Cet intermède détendit l’atmosphère, et la conversation, quoique toujours axée sur les événements de Bouteville, devint cependant plus légère. Irwan décrivit brièvement le château à Rosanna, suggéra aussi que ces lieux chargés d’un passé tumultueux étaient peut-être hantés. Maud raconta alors l’anecdote du mariage de la belle Isabelle, apparentée à la célèbre famille des Taillefer, avec Jean sans Terre. Aussitôt, elle expliqua à son amie la similitude de situation notée par Ronald au sujet des noces avortées de la pauvre Julie.
— Ainsi, dit alors Rosanna, songeuse et perplexe, cela justifierait les paroles de l’apparition, quand elle a déclaré que l’histoire était un perpétuel recommencement et que les amours étaient condamnées. Mais est-ce que l’union du roi d’Angleterre et de sa jeune épouse a eu une fin aussi sinistre ?
— Non ! répondit Xavier de la cuisine. Pas du tout, ils ont vécu heureux et ont eu beaucoup d’enfants. Ils revenaient souvent à Bouteville, leur séjour de prédilection en terre française. De plus, la séduisante Isabelle, qui fut veuve vers trente ans, a ensuite épousé son ancien fiancé, Hugues X, et lui a même donné des descendants. Une forte personnalité, cette dame…
Maud murmura, avec un soupir inquiet qui trahissait son angoisse :
— Et si c’était elle que j’ai vue ? Cette femme, malgré son âge, était encore d’une beauté exceptionnelle, et si digne, majestueuse.
L’inspecteur Boisseau revint, un plateau à la main, où étaient posées quatre tasses et une cafetière fumante.
— Peut-être bien ! Tu as eu l’honneur de rencontrer Isabelle Taillefer, mais sur ses vieux jours.
Maud sourit.
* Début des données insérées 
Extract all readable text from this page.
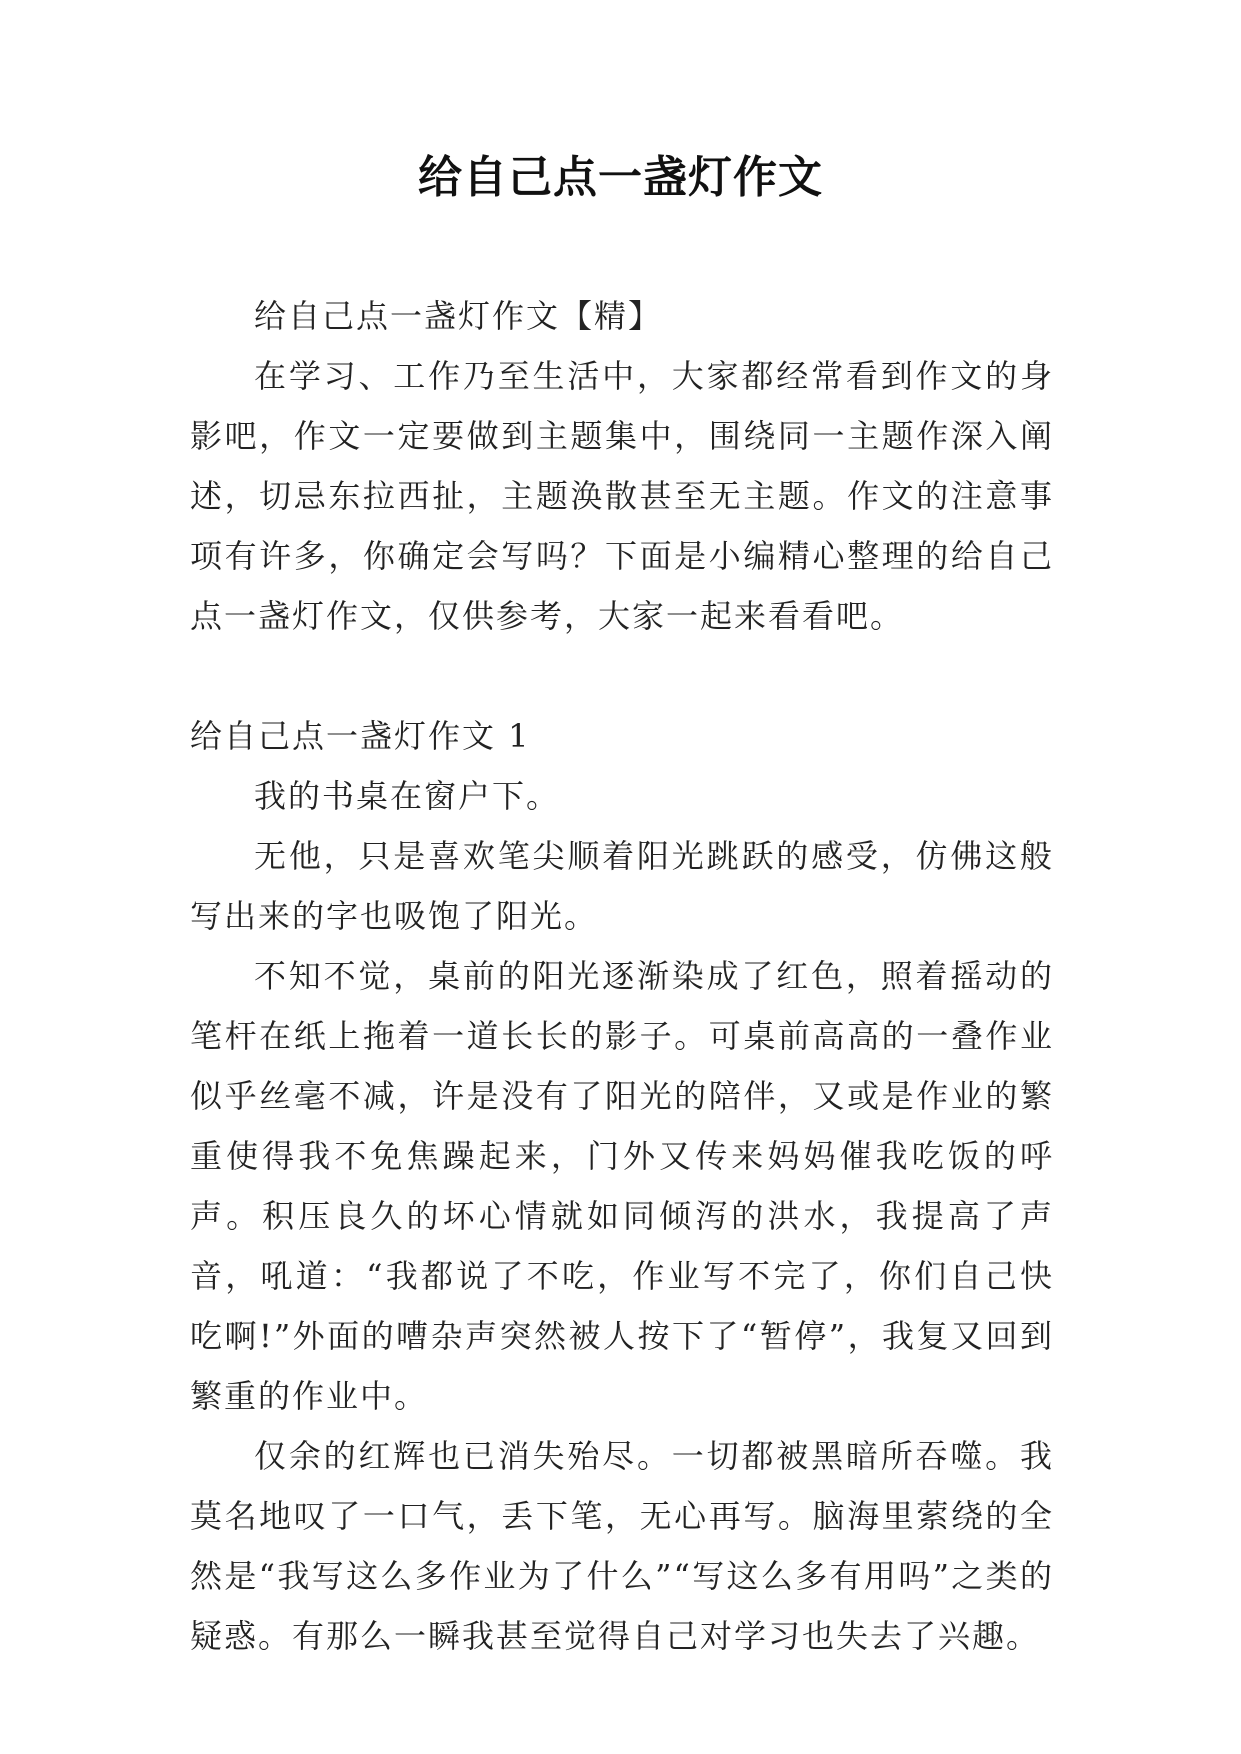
给自己点一盏灯作文

给自己点一盏灯作文【精】

在学习、工作乃至生活中，大家都经常看到作文的身影吧，作文一定要做到主题集中，围绕同一主题作深入阐述，切忌东拉西扯，主题涣散甚至无主题。作文的注意事项有许多，你确定会写吗？下面是小编精心整理的给自己点一盏灯作文，仅供参考，大家一起来看看吧。

给自己点一盏灯作文 1

我的书桌在窗户下。

无他，只是喜欢笔尖顺着阳光跳跃的感受，仿佛这般写出来的字也吸饱了阳光。

不知不觉，桌前的阳光逐渐染成了红色，照着摇动的笔杆在纸上拖着一道长长的影子。可桌前高高的一叠作业似乎丝毫不减，许是没有了阳光的陪伴，又或是作业的繁重使得我不免焦躁起来，门外又传来妈妈催我吃饭的呼声。积压良久的坏心情就如同倾泻的洪水，我提高了声音，吼道：“我都说了不吃，作业写不完了，你们自己快吃啊!”外面的嘈杂声突然被人按下了“暂停”，我复又回到繁重的作业中。

仅余的红辉也已消失殆尽。一切都被黑暗所吞噬。我莫名地叹了一口气，丢下笔，无心再写。脑海里萦绕的全然是“我写这么多作业为了什么”“写这么多有用吗”之类的疑惑。有那么一瞬我甚至觉得自己对学习也失去了兴趣。
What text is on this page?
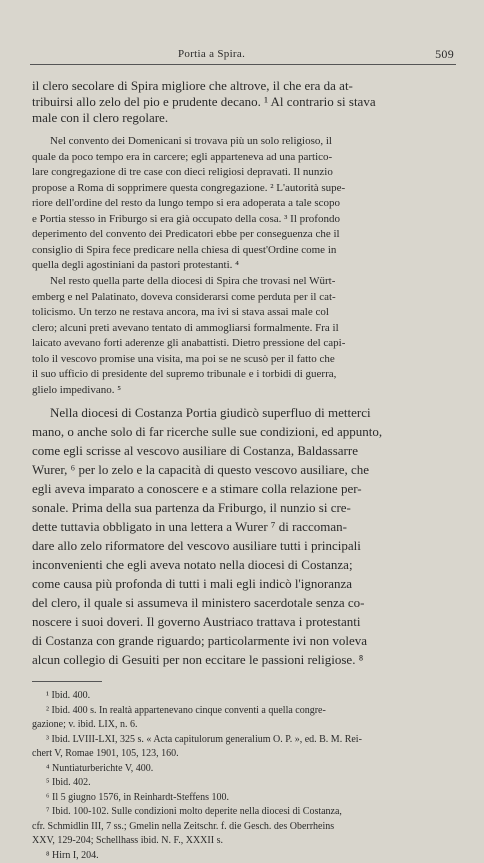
Portia a Spira.	509

il clero secolare di Spira migliore che altrove, il che era da at-

tribuirsi allo zelo del pio e prudente decano. ¹ Al contrario si stava

male con il clero regolare.

Nel convento dei Domenicani si trovava più un solo religioso, il

quale da poco tempo era in carcere; egli apparteneva ad una partico-

lare congregazione di tre case con dieci religiosi depravati. Il nunzio

propose a Roma di sopprimere questa congregazione. ² L'autorità supe-

riore dell'ordine del resto da lungo tempo si era adoperata a tale scopo

e Portia stesso in Friburgo si era già occupato della cosa. ³ Il profondo

deperimento del convento dei Predicatori ebbe per conseguenza che il

consiglio di Spira fece predicare nella chiesa di quest'Ordine come in

quella degli agostiniani da pastori protestanti. ⁴

Nel resto quella parte della diocesi di Spira che trovasi nel Würt-

emberg e nel Palatinato, doveva considerarsi come perduta per il cat-

tolicismo. Un terzo ne restava ancora, ma ivi si stava assai male col

clero; alcuni preti avevano tentato di ammogliarsi formalmente. Fra il

laicato avevano forti aderenze gli anabattisti. Dietro pressione del capi-

tolo il vescovo promise una visita, ma poi se ne scusò per il fatto che

il suo ufficio di presidente del supremo tribunale e i torbidi di guerra,

glielo impedivano. ⁵

Nella diocesi di Costanza Portia giudicò superfluo di metterci

mano, o anche solo di far ricerche sulle sue condizioni, ed appunto,

come egli scrisse al vescovo ausiliare di Costanza, Baldassarre

Wurer, ⁶ per lo zelo e la capacità di questo vescovo ausiliare, che

egli aveva imparato a conoscere e a stimare colla relazione per-

sonale. Prima della sua partenza da Friburgo, il nunzio si cre-

dette tuttavia obbligato in una lettera a Wurer ⁷ di raccoman-

dare allo zelo riformatore del vescovo ausiliare tutti i principali

inconvenienti che egli aveva notato nella diocesi di Costanza;

come causa più profonda di tutti i mali egli indicò l'ignoranza

del clero, il quale si assumeva il ministero sacerdotale senza co-

noscere i suoi doveri. Il governo Austriaco trattava i protestanti

di Costanza con grande riguardo; particolarmente ivi non voleva

alcun collegio di Gesuiti per non eccitare le passioni religiose. ⁸

¹ Ibid. 400.

² Ibid. 400 s. In realtà appartenevano cinque conventi a quella congre-

gazione; v. ibid. LIX, n. 6.

³ Ibid. LVIII-LXI, 325 s. « Acta capitulorum generalium O. P. », ed. B. M. Rei-

chert V, Romae 1901, 105, 123, 160.

⁴ Nuntiaturberichte V, 400.

⁵ Ibid. 402.

⁶ Il 5 giugno 1576, in Reinhardt-Steffens 100.

⁷ Ibid. 100-102. Sulle condizioni molto deperite nella diocesi di Costanza,

cfr. Schmidlin III, 7 ss.; Gmelin nella Zeitschr. f. die Gesch. des Oberrheins

XXV, 129-204; Schellhass ibid. N. F., XXXII s.

⁸ Hirn I, 204.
Tout ce qui venait de s’énoncer dans la pièce contribuait à la soulager de ses doutes. Il était également difficile de résister à la chaleureuse ambiance qui présidait souvent au moment du café. Rosanna savourait son carré de chocolat, Irwan allumait une cigarette, l’air reposé, tranquille. Xavier, joyeux, bavardait avec l’un ou l’autre. Pourtant, chacun la regardait discrètement, comme pour s’assurer qu’elle avait surmonté sa détresse. Elle le devina rapidement.
— Je suis vraiment bien entourée. Vous me couvez telle une fillette qui a eu un gros chagrin. Mais je me sens en pleine forme. C’est le délicieux café de Xavier. Il était un peu fort, et maintenant je revis.
Ils éclatèrent tous de rire, et, pour fêter cette bonne nouvelle, décidèrent de boire un cognac. En vérité, les trois inspecteurs se savaient sur le pied de guerre, mais s’appliquaient à savourer l’instant présent avant la lutte. Malgré son sourire, Irwan était préoccupé par la mort de Julie et cherchait le coupable ou la cause de l’accident, tandis que Xavier rêvait de dormir encore une nuit près de Maud, au cas où… Elle, reléguant au loin tout ce qui n’était pas l’homme assis près d’elle, avec ses yeux de chat et sa bouche savante, se demandait comment le retenir quand viendrait l’heure du départ. Seule Rosanna profitait sans arrière-pensée de la soirée, car elle n’avait pas été de visu confrontée au drame.